FPJ1503E - Miller, D & Shaw, A (2018), Tax policy considerations for Australian agriculture, in Farm Policy Journal, vol. 15, no. 3, Spring 2018, pp. 9-23, Surry Hills, Australia.

Australian agriculture is a notably volatile industry from the environmental and market perspectives. It is in the nation’s interest to have a continually improving tax system that delivers taxes that are ‘lower, simpler and fairer’ and this paper contains some principles and perspectives on what needs to be considered by governments in delivering this outcome in an agricultural context.
While agriculture pays relatively low rates of tax compared to other sectors, this should be viewed in the context of the extensive secondary economic activity built on the sector and low levels of public funding support, relative to the global landscape.
Individual primary producers have limited capacity to pass on increased tax burdens to their customers and largely absorb these costs, detracting from their capacity to lift employment, productivity and profitability. A fairer taxation system should also consider the intersection between the tax and transfer system and should provide a welfare safety net with appropriate assets and means tests that do not act against efforts of primary producers to be self-reliant.

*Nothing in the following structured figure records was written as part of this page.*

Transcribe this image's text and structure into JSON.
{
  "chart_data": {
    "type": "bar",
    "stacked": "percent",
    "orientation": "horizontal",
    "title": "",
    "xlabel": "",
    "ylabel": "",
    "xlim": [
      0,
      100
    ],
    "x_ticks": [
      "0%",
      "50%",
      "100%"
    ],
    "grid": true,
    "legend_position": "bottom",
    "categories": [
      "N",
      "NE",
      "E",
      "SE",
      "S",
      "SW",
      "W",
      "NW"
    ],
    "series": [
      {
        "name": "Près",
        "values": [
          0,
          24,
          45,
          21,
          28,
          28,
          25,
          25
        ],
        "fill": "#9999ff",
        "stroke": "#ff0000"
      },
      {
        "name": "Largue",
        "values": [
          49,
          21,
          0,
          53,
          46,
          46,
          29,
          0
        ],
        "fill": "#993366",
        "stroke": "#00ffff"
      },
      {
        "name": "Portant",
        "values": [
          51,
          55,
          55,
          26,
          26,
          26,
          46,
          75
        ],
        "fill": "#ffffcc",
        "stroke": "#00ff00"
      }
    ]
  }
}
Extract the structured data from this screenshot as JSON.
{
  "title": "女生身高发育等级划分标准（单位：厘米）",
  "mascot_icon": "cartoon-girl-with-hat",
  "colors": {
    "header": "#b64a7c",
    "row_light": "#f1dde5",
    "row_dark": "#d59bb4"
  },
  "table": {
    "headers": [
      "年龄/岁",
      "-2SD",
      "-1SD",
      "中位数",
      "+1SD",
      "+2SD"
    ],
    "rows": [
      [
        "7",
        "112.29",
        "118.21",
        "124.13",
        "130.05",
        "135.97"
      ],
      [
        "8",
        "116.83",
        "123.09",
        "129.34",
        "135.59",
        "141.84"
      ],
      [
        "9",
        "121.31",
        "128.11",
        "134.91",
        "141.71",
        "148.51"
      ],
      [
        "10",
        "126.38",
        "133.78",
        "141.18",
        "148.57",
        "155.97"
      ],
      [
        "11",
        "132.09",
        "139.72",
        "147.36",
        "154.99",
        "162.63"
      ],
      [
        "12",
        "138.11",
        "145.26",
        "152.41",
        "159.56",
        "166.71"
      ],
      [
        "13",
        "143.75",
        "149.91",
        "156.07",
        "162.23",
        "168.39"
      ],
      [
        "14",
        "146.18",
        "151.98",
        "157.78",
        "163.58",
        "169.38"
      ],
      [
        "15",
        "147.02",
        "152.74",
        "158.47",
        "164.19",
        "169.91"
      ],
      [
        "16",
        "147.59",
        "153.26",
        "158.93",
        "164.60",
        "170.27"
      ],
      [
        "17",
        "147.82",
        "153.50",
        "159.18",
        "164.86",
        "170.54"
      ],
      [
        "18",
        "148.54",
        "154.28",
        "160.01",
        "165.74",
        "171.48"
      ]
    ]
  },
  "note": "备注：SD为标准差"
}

This paper will outline several principles concerning the taxation of agriculture, with a focus on Queensland’s broadacre agriculture sector, and provide commentary on some of the specific agriculturally-relevant elements of the current tax system.
For the future viability and sustainability of agricultural enterprises and of rural, regional and remote communities, it is important that their unique features and needs are considered and incorporated effectively into any reformed taxation system.